Lens Polishing with I-Scan

Measure pressure distribution for magnetorheological finishing of precision optical surfaces.

Pressure Mapping For Magnetorheological Finishing Of Precision Optical Surfaces

Conventional polishing typically involves abrasives and backing materials that result in minute cracks in the glass surface that translate into impairment of theoretical optical performance. Magnetorheological (MR) fluids are micrometer sized magnetic particles suspended in a carrier fluid, and “stiffened” by a magnetic field. There is no backing material.
Sensor model 5051, shown in the inset of Figure 1, measures the forces normal to a stationary part due to hydrodynamic flow. Figure 2 shows a top view and oblique view of the “D” shaped removal “spot,” representative of material removal without part rotation. Figure 3 shows a two dimensional pressure map provided by the I-Scan™ System. The 5051 sensor and I-Scan pressure mapping system facilitates experimentation with different magnetic fields, wheel rotation rates, and other geometric variations to optimize the polishing process.
Figure 1 shows a MR fluid discharge nozzle on the left, and rotation of the wheel takes it to the right.

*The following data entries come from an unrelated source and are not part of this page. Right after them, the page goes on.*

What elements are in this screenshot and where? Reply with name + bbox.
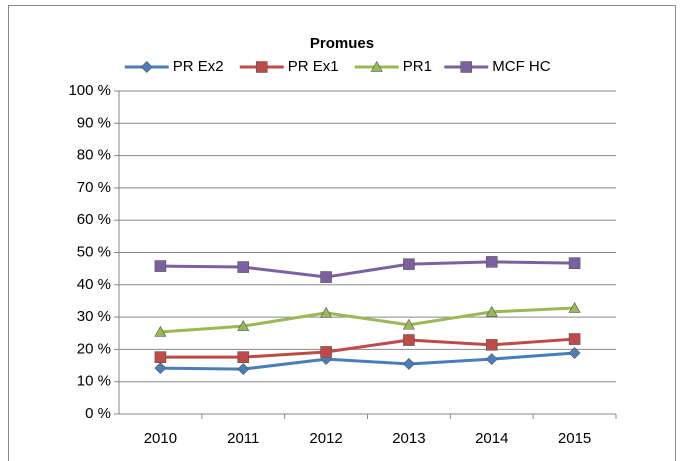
x-tick-label: 2010 <box>144 430 177 447</box>
legend-marker <box>460 61 473 73</box>
legend-label: PR Ex1 <box>288 58 339 75</box>
data-point <box>485 353 498 366</box>
data-point <box>485 339 498 351</box>
x-tick-label: 2014 <box>475 430 508 447</box>
legend-label: MCF HC <box>492 58 550 75</box>
y-tick-label: 100 % <box>68 82 111 99</box>
legend-label: PR1 <box>403 58 432 75</box>
data-point <box>568 347 581 359</box>
y-tick-label: 70 % <box>77 179 111 196</box>
legend-marker <box>370 60 383 72</box>
series-line <box>160 351 575 371</box>
chart-border <box>8 5 676 461</box>
x-tick-label: 2015 <box>558 430 591 447</box>
data-point <box>154 260 167 272</box>
y-tick-label: 20 % <box>77 340 111 357</box>
y-tick-label: 40 % <box>77 276 111 293</box>
x-tick-label: 2013 <box>392 430 425 447</box>
legend-label: PR Ex2 <box>173 58 224 75</box>
data-point <box>485 256 498 268</box>
data-point <box>403 334 415 346</box>
y-tick-label: 80 % <box>77 147 111 164</box>
y-tick-label: 50 % <box>77 243 111 260</box>
data-point <box>237 351 250 363</box>
data-point <box>320 346 332 358</box>
data-point <box>402 358 415 370</box>
y-tick-label: 60 % <box>77 211 111 228</box>
data-point <box>237 363 250 376</box>
legend-marker <box>140 61 153 73</box>
series-line <box>160 337 575 359</box>
data-point <box>568 257 581 269</box>
data-point <box>237 261 250 273</box>
data-point <box>568 301 581 313</box>
data-point <box>154 325 167 337</box>
legend-marker <box>255 61 268 73</box>
y-tick-label: 10 % <box>77 373 111 390</box>
x-tick-label: 2011 <box>227 430 259 447</box>
data-point <box>485 305 498 317</box>
x-tick-label: 2012 <box>309 430 342 447</box>
chart-title: Promues <box>310 35 374 52</box>
series-line <box>160 260 575 279</box>
y-tick-label: 30 % <box>77 308 111 325</box>
data-point <box>154 362 167 375</box>
data-point <box>320 271 332 283</box>
data-point <box>237 320 250 331</box>
data-point <box>320 306 333 318</box>
data-point <box>402 318 415 330</box>
data-point <box>154 351 167 363</box>
y-tick-label: 0 % <box>85 405 111 422</box>
y-tick-label: 90 % <box>77 114 111 131</box>
series-line <box>160 306 575 334</box>
data-point <box>568 333 581 345</box>
data-point <box>403 258 415 270</box>
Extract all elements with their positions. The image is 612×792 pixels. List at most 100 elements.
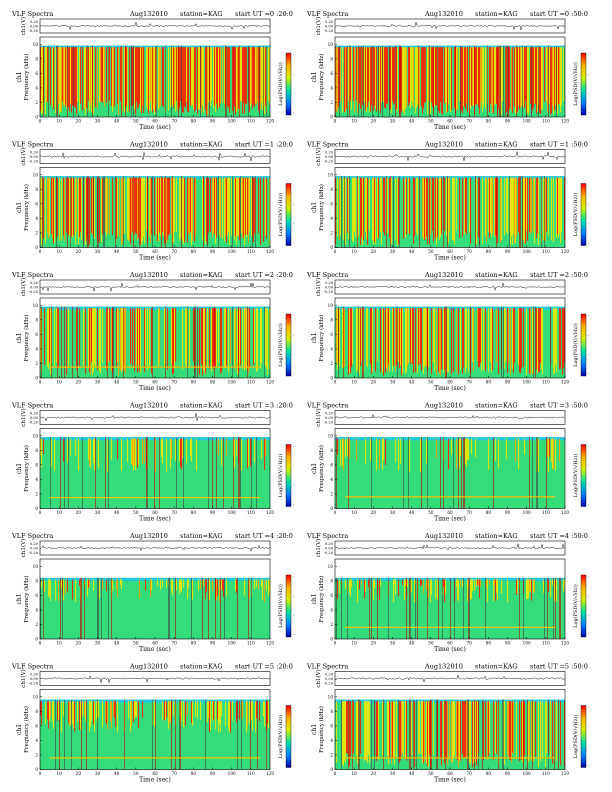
x-tick-label: 0 xyxy=(334,249,337,254)
panel-title: VLF Spectra xyxy=(11,10,53,18)
spectrogram-column xyxy=(453,701,455,759)
sferic-streak xyxy=(408,437,409,509)
channel-label: ch1 xyxy=(16,202,23,213)
spectrogram-column xyxy=(411,47,413,102)
spectrogram-column xyxy=(376,47,378,112)
spectrogram-column xyxy=(400,438,402,464)
spectrogram-column xyxy=(456,438,458,469)
spectrogram-column xyxy=(79,177,81,238)
spectrogram-column xyxy=(340,47,342,102)
colorbar-tick-label: - xyxy=(293,202,295,207)
spectrogram-column xyxy=(114,701,116,718)
y-tick-label: 6 xyxy=(35,462,38,467)
colorbar xyxy=(285,574,292,638)
trace-tick-label: -0.20 xyxy=(29,421,39,425)
x-tick-label: 110 xyxy=(247,641,255,646)
spectrogram-column xyxy=(483,308,485,371)
y-tick-label: 4 xyxy=(330,607,333,612)
spectrogram-column xyxy=(156,177,158,235)
x-tick-label: 80 xyxy=(486,771,492,776)
spectrogram-column xyxy=(205,47,207,111)
spectrogram-column xyxy=(150,579,152,597)
spectrogram-column xyxy=(445,579,447,594)
spectrogram-column xyxy=(530,177,532,233)
spectrogram-column xyxy=(95,47,97,108)
y-tick-label: 6 xyxy=(35,332,38,337)
colorbar-tick-label: - xyxy=(293,110,295,115)
sferic-streak xyxy=(165,45,166,117)
spectrogram-column xyxy=(537,47,539,112)
sferic-streak xyxy=(383,699,384,770)
spectrogram-column xyxy=(401,47,403,113)
sferic-streak xyxy=(208,437,209,509)
spectrogram-column xyxy=(511,47,513,111)
spectrogram-column xyxy=(360,177,362,245)
x-tick-label: 50 xyxy=(428,380,434,385)
sferic-streak xyxy=(168,577,169,639)
spectrogram-column xyxy=(452,701,454,763)
spectrogram-column xyxy=(516,177,518,237)
sferic-streak xyxy=(344,176,345,248)
x-tick-label: 0 xyxy=(39,249,42,254)
spectrogram-column xyxy=(369,701,371,764)
spectrogram-column xyxy=(356,438,358,461)
spectrogram-column xyxy=(542,47,544,109)
trace-waveform xyxy=(39,675,271,683)
sferic-streak xyxy=(71,699,72,770)
spectrogram-column xyxy=(402,47,404,111)
spectrogram-column xyxy=(481,308,483,372)
spectrogram-column xyxy=(114,47,116,107)
spectrogram-column xyxy=(65,579,67,595)
spectrogram-column xyxy=(91,47,93,112)
spectrogram-column xyxy=(392,701,394,759)
spectrogram-column xyxy=(118,308,120,376)
sferic-streak xyxy=(463,437,464,509)
spectrogram-column xyxy=(466,701,468,758)
spectrogram-column xyxy=(520,308,522,374)
constant-frequency-line xyxy=(345,496,555,498)
spectrogram-column xyxy=(139,47,141,104)
spectrogram-column xyxy=(142,701,144,718)
sferic-streak xyxy=(161,176,162,248)
sferic-streak xyxy=(509,176,510,248)
x-tick-label: 0 xyxy=(39,119,42,124)
spectrogram-column xyxy=(343,438,345,471)
x-tick-label: 30 xyxy=(95,249,101,254)
spectrogram-column xyxy=(160,579,162,590)
spectrogram-column xyxy=(498,438,500,469)
sferic-streak xyxy=(152,176,153,248)
spectrogram-column xyxy=(128,177,130,241)
colorbar xyxy=(580,444,587,507)
x-tick-label: 50 xyxy=(428,510,434,515)
x-tick-label: 40 xyxy=(409,119,415,124)
x-tick-label: 30 xyxy=(95,771,101,776)
spectrogram-column xyxy=(405,579,407,586)
spectrogram-column xyxy=(488,438,490,470)
spectrogram-column xyxy=(70,47,72,104)
colorbar-tick-label: - xyxy=(588,593,590,598)
spectrogram-column xyxy=(187,579,189,600)
spectrogram-column xyxy=(191,177,193,246)
spectrogram-column xyxy=(561,47,563,107)
spectrogram-column xyxy=(409,438,411,472)
spectrogram-column xyxy=(454,177,456,245)
sferic-streak xyxy=(440,437,441,509)
colorbar-tick-label: - xyxy=(588,183,590,188)
spectrogram-column xyxy=(51,177,53,235)
spectrogram-column xyxy=(193,308,195,362)
spectrogram-column xyxy=(425,308,427,366)
spectrogram-column xyxy=(190,177,192,232)
spectrogram-column xyxy=(367,701,369,764)
spectrogram-column xyxy=(93,47,95,114)
spectrogram-column xyxy=(496,701,498,754)
spectrogram-column xyxy=(563,47,565,102)
spectrogram-column xyxy=(235,579,237,591)
sferic-streak xyxy=(560,577,561,639)
sferic-streak xyxy=(72,306,73,378)
spectrogram-column xyxy=(213,177,215,234)
spectrogram-column xyxy=(399,701,401,763)
sferic-streak xyxy=(251,437,252,509)
spectrogram-column xyxy=(220,177,222,238)
spectrogram-column xyxy=(44,308,46,366)
spectrogram-column xyxy=(213,47,215,109)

A strong magnetic field "stiffens" the flow so it polishes the optical surface as desired.
Figure 2. Lens Polishing Pressure Profile
Magnetorheological finishing (MRF) of precision optical surfaces offers the promise of improved surface characteristics compared to conventional polishing. Careful control of several factors including impact pressure distribution is crucial to achieving this potential. Properties of MRF in the polishing zone are difficult to study because the fluid is opaque, and the complex interactions of particles in the magnetic field are difficult to see or model with other techniques.